Водородная Соната

22
18
20
22
24
26
28
30

— Так-то вот, — подытожила она за неимением лучшего.

8 (С -20)

Корабль знал, что рано или поздно ему придется это сделать.

В вычислительных субстратах, которые обеспечивали среду для Разума Каконима, было множество битов, которые он никогда не использовал и, вероятно, никогда не будет использовать. Физически довольно компактная, заключённая в трех измерениях внутри массивного эллипсоида пятнадцати метров в длину, эффективная емкость субстрата Разума была, тем не менее, сравнительно крупной. Сравнения обычно касались того, сколько состояний разума стандартного дрона или человека можно было без потерь закодировать в одном и том же объеме, или как далеко в прошлое придётся зайти, чтобы достигнуть точки, где в условно заданном обществе каждый бит вычислительной мощности будет менее чем равен таковому, содержащемуся в одном Разуме.

Какониму было все равно.
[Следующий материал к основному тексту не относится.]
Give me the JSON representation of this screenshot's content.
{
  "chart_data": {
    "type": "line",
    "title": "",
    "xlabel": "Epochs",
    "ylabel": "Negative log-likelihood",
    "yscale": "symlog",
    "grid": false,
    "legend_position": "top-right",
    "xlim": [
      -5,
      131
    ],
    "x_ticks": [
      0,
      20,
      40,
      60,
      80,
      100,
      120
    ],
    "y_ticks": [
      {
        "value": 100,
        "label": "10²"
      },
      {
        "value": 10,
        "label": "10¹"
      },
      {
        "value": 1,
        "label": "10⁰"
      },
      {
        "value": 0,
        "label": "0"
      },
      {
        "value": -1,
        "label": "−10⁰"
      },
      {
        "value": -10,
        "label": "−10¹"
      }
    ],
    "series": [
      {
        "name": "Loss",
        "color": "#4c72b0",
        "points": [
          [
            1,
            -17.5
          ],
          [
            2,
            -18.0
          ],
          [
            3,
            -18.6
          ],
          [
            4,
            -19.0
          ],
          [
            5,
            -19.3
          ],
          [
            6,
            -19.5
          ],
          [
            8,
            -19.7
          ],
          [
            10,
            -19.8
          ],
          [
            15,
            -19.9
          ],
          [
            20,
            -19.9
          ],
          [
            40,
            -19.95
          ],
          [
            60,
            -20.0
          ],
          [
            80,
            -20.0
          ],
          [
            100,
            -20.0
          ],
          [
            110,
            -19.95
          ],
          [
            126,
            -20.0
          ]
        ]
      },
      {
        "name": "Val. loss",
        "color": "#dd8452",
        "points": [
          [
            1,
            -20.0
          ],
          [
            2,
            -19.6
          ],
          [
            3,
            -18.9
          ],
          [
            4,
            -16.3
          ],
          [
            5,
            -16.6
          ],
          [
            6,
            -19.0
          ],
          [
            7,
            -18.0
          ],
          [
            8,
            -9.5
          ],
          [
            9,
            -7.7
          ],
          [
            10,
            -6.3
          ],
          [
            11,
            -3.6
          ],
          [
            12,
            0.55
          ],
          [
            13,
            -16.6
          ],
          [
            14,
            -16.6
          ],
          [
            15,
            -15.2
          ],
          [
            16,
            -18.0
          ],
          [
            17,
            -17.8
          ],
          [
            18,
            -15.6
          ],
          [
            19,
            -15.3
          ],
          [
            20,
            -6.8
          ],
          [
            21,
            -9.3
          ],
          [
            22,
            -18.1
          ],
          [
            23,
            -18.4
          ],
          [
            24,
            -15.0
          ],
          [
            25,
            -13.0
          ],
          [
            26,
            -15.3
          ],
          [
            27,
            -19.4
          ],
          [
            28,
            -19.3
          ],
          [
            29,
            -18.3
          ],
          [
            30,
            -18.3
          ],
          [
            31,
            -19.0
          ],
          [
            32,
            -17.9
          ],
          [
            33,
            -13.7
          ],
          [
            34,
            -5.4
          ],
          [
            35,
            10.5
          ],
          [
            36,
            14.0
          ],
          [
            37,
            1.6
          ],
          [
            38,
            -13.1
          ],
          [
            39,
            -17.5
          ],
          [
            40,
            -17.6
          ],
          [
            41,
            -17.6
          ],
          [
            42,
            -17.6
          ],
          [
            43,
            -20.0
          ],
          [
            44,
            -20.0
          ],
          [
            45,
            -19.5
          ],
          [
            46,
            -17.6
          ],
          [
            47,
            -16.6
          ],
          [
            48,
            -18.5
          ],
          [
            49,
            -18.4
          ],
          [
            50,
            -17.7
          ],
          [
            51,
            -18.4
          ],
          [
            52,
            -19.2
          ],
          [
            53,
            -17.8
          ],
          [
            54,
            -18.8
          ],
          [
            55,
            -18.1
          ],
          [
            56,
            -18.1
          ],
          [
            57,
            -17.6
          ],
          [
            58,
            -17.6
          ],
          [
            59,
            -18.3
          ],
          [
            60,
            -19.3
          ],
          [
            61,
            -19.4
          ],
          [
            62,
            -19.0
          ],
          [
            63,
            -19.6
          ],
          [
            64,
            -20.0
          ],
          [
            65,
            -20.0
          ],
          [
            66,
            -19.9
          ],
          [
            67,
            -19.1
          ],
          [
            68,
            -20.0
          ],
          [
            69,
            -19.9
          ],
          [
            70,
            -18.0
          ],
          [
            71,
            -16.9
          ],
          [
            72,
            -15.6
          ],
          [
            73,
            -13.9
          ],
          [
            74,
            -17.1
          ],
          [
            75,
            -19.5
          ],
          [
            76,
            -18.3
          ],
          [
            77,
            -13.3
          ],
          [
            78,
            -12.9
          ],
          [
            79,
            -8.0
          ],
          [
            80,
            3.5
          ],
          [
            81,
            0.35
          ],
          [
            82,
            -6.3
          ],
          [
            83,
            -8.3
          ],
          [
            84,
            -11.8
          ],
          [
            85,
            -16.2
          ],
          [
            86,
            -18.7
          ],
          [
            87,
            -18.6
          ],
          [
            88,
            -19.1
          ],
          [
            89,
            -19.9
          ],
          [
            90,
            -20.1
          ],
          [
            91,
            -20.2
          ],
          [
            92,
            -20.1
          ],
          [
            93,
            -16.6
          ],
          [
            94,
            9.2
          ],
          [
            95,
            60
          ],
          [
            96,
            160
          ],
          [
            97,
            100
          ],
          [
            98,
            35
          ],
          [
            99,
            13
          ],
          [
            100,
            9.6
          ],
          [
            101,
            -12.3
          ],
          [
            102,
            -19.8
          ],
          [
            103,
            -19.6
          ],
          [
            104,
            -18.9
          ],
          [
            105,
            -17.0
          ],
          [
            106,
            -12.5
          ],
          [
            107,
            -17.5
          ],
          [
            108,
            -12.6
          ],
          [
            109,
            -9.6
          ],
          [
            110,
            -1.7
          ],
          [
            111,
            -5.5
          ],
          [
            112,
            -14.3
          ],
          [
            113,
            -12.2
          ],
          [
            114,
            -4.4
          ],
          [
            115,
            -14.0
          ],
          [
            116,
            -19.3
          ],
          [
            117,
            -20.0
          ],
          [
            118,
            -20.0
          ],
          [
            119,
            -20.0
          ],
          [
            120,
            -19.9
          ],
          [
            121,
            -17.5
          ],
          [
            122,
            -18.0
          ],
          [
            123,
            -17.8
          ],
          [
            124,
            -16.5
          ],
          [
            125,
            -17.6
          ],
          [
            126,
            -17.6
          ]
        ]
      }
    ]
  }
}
Значение имело только то, что из-за врожденной избыточной инженерии Культуры, его собственных последовательных эманаций в виде более ранних кораблей и своего рода долгосрочной лени в отношении стремления к наиболее эффективному использованию своих сильно расширенных и добавленных субстратов у него имелся значительный запас грузоподъемности. В итоге ему пришлось согласиться разместить в своём разуме — сущность, хотя и уменьшенную — другого Разума.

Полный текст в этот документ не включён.